Decisions made — “User chose Tailwind over styled-components.”
Preferences discovered — “User prefers concise responses, no emojis.”
Key artifacts — “Landing page lives at src/routes/+page.svelte.”
Patterns observed — “This repo uses conventional commits.”

These notes are written to memory.md or the daily memory log and may be re-injected in future sessions without keeping the entire history.

6. Session Reset

If a session becomes too noisy or context-polluted:

Start a new session ID — clean slate in the Board.
Transfer summary — carry a short summary of the prior session’s outcome.
Re-inject memory — load relevant memory entries from memory.md.
Discard stale tool results — only bring forward conclusions, not raw outputs.
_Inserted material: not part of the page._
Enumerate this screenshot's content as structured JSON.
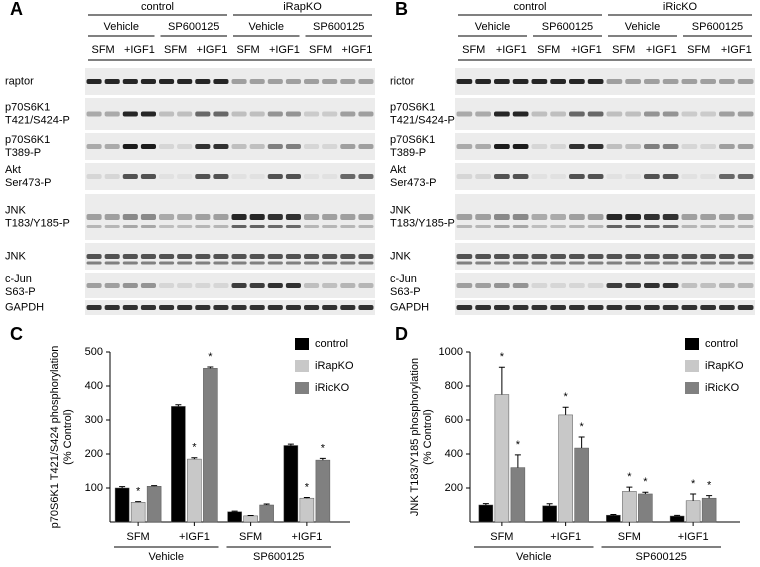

This keeps the daemon stateless while preserving continuity in the Board.

7. Handling Context Overflow

When context exceeds the model’s window despite compaction, the Board should follow the recovery path defined in error-handling.md:

Emergency compaction — aggressively summarize all but the last 2 turns.
Tool result purge — replace all historical tool results with one-line summaries.
File content drop — remove injected workspace files (they can be re-read by tools).
Session reset — as a last resort, start a fresh session with a transfer summary.

The daemon reports context overflow via task:error with error type context_overflow, giving the Board a chance to compact and retry.